Luckily, the small rural high school that was hosting the basketball tournament had an AED. A student who’d been watching the game ran to get the device as soon as Randy collapsed.

Magnus grabbed the AED and tilted Randy’s head to get his airway open. Then he started giving instructions. At Magnus’s direction, two people—one on each side of Randy’s torso­—began taking turns doing chest compressions. Two others at his head traded off doing mouth-to-mouth breathing, using their own breath to blow air into Randy’s lungs. Magnus yelled for scissors, and someone handed him a pair. He cut open Randy’s basketball jersey and used the AED to shock his heart. “That’s really what saved his life,” Magnus says.

Magnus and the team of volunteers continued CPR as they waited for help to arrive. Performing chest compressions is hard work. Magnus was like a conductor, directing volunteers to switch off as each person got tired. Finally, after about 30 minutes, Randy was flown by helicopter to the University of Oklahoma Medical Center.

“It was a crazy emotional experience once he got stretchered away,” Magnus says. “I started crying on the court.”

Bryan Terry/The Oklahoman/USA Today Network via Imagn Images

The teens reunited at a game weeks later.

The Aftermath

Heartland Medial Direction, OKC, OK

Magnus with an AED, a device that can restart the heart

Randy spent a night in the intensive care unit and regained consciousness the next day. He soon made a full recovery.

Magnus’s actions on the court that day in January 2025 earned him the American Heart Association’s Heartsaver Hero award. Since then, he’s become an ambassador for the organization, working to educate the public on the importance of learning CPR.

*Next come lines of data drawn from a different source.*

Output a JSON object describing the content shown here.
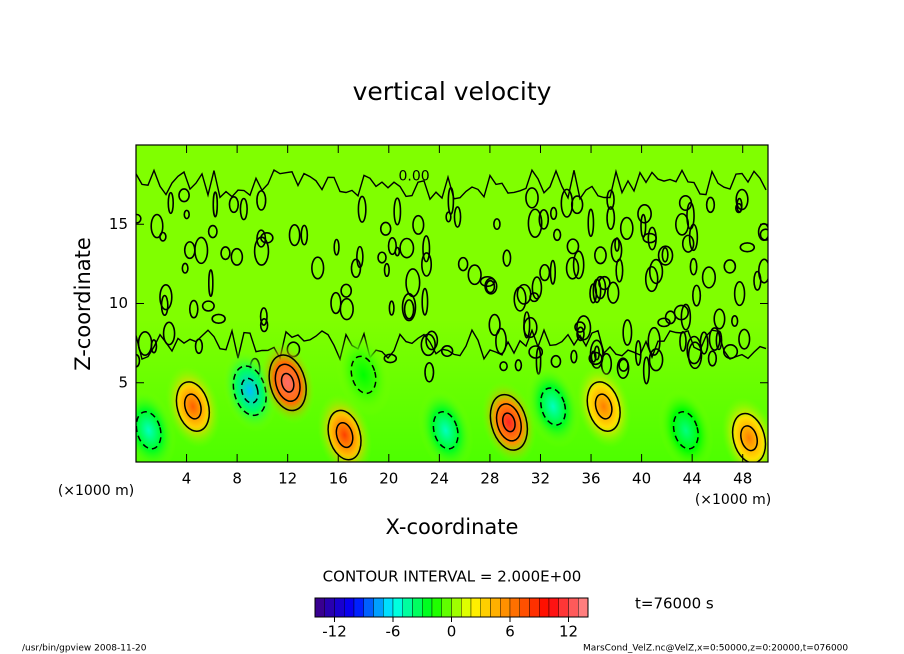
{
  "chart_data": {
    "type": "contour",
    "title": "vertical velocity",
    "x_label": "X-coordinate",
    "y_label": "Z-coordinate",
    "x_unit": "(×1000 m)",
    "y_unit": "(×1000 m)",
    "xlim": [
      0,
      50
    ],
    "ylim": [
      0,
      20
    ],
    "xticks": [
      4,
      8,
      12,
      16,
      20,
      24,
      28,
      32,
      36,
      40,
      44,
      48
    ],
    "yticks": [
      5,
      10,
      15
    ],
    "contour_label": {
      "value": 0,
      "label": "0.00",
      "x": 22,
      "z": 18
    },
    "contour_interval": {
      "value": 2,
      "label": "CONTOUR INTERVAL = 2.000E+00"
    },
    "clim": [
      -14,
      14
    ],
    "cticks": [
      -12,
      -6,
      0,
      6,
      12
    ],
    "colormap": [
      "#400080",
      "#0000ff",
      "#00ffff",
      "#00ff00",
      "#ffff00",
      "#ff8000",
      "#ff0000",
      "#ff9090"
    ],
    "features": [
      {
        "x": 1,
        "z": 2,
        "value": -5
      },
      {
        "x": 4.5,
        "z": 3.5,
        "value": 7
      },
      {
        "x": 9,
        "z": 4.5,
        "value": -7
      },
      {
        "x": 12,
        "z": 5,
        "value": 13
      },
      {
        "x": 16.5,
        "z": 1.7,
        "value": 8
      },
      {
        "x": 18,
        "z": 5.5,
        "value": -2
      },
      {
        "x": 24.5,
        "z": 2,
        "value": -5
      },
      {
        "x": 29.5,
        "z": 2.5,
        "value": 11
      },
      {
        "x": 33,
        "z": 3.5,
        "value": -5
      },
      {
        "x": 37,
        "z": 3.5,
        "value": 6
      },
      {
        "x": 43.5,
        "z": 2,
        "value": -4
      },
      {
        "x": 48.5,
        "z": 1.5,
        "value": 6
      }
    ],
    "time_label": "t=76000 s",
    "footer_left": "/usr/bin/gpview  2008-11-20",
    "footer_right": "MarsCond_VelZ.nc@VelZ,x=0:50000,z=0:20000,t=076000"
  }
}
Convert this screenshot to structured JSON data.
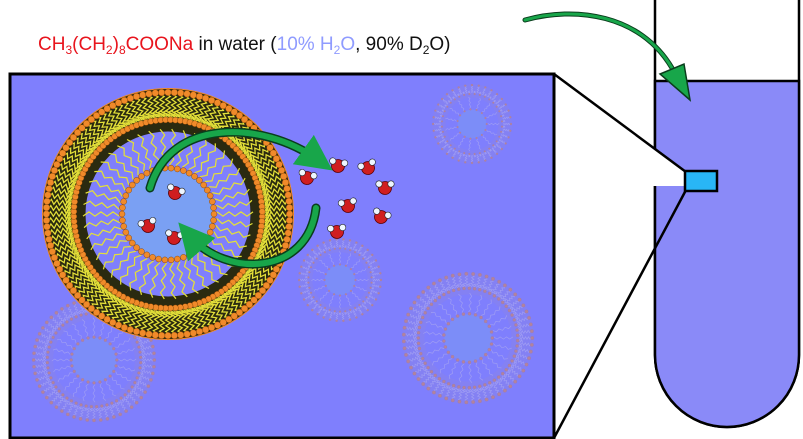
{
  "caption": {
    "formula": {
      "p1": "CH",
      "s1": "3",
      "p2": "(CH",
      "s2": "2",
      "p3": ")",
      "s3": "8",
      "p4": "COONa"
    },
    "in_water": " in water (",
    "h2o_pct": {
      "p1": "10% H",
      "s1": "2",
      "p2": "O"
    },
    "d2o_pct": {
      "p1": ", 90% D",
      "s1": "2",
      "p2": "O)"
    }
  },
  "colors": {
    "formula": "#e8141d",
    "h2o": "#8f9bff",
    "text": "#111111",
    "solution": "#7f7ffd",
    "tube": "#8a8af8",
    "micelle_core": "#7aa0f3",
    "water_pocket": "#3a78c8",
    "headgroup": "#f08a2a",
    "tail": "#e3df39",
    "arrow": "#18a64a",
    "sample_box": "#29b6f6",
    "molecule_o": "#d01e20",
    "molecule_h": "#eef6ff"
  },
  "icons": {
    "reverse_micelle": "reverse-micelle-icon",
    "water_molecule": "water-molecule-icon",
    "exchange_arrows": "circular-exchange-arrows-icon",
    "pointer_arrow": "curved-pointer-arrow-icon"
  }
}
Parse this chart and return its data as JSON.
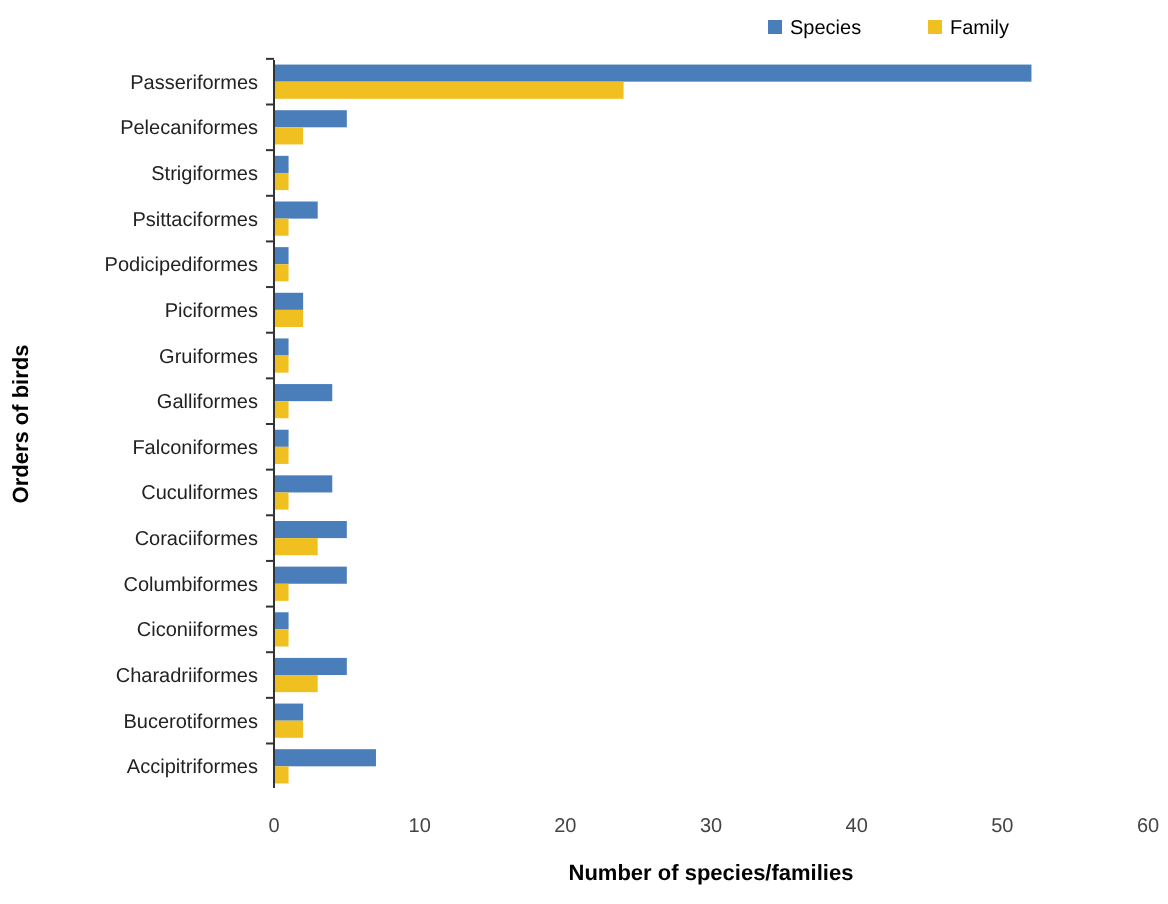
{
  "chart_data": {
    "type": "bar",
    "orientation": "horizontal",
    "xlabel": "Number of species/families",
    "ylabel": "Orders of birds",
    "categories": [
      "Passeriformes",
      "Pelecaniformes",
      "Strigiformes",
      "Psittaciformes",
      "Podicipediformes",
      "Piciformes",
      "Gruiformes",
      "Galliformes",
      "Falconiformes",
      "Cuculiformes",
      "Coraciiformes",
      "Columbiformes",
      "Ciconiiformes",
      "Charadriiformes",
      "Bucerotiformes",
      "Accipitriformes"
    ],
    "series": [
      {
        "name": "Species",
        "color": "#4a7ebb",
        "values": [
          52,
          5,
          1,
          3,
          1,
          2,
          1,
          4,
          1,
          4,
          5,
          5,
          1,
          5,
          2,
          7
        ]
      },
      {
        "name": "Family",
        "color": "#f0c020",
        "values": [
          24,
          2,
          1,
          1,
          1,
          2,
          1,
          1,
          1,
          1,
          3,
          1,
          1,
          3,
          2,
          1
        ]
      }
    ],
    "xlim": [
      0,
      60
    ],
    "xticks": [
      0,
      10,
      20,
      30,
      40,
      50,
      60
    ],
    "grid": false,
    "legend": "top right"
  }
}
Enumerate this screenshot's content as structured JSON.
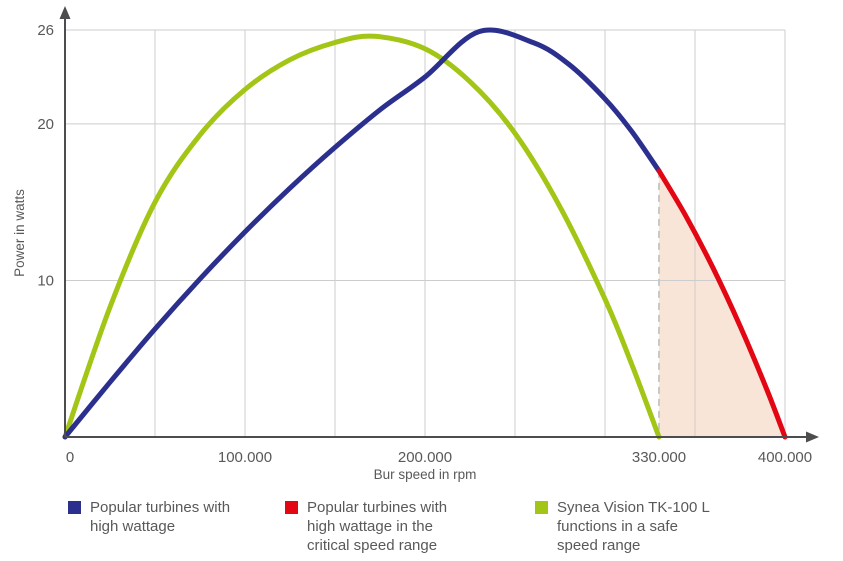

In October, Magnus, who is now a first-year student at the University of Oklahoma, traveled to Washington, D.C., to urge Congress to provide enough funding for all K-12 schools to buy lifesaving equipment.

When Magnus tells the story of Randy’s collapse and the CPR that saved his life, he’s overwhelmed with gratitude that all the pieces fell into place: that he knew what to do, that the school had an AED, and that all the other people at the game calmly followed his directions.

A few days after that fateful basketball game, and once Randy had substantially recovered, Magnus visited him at the hospital. “There was no way you were going to die on that court,” Magnus told Randy as the two students embraced. “I wasn’t going to let you.”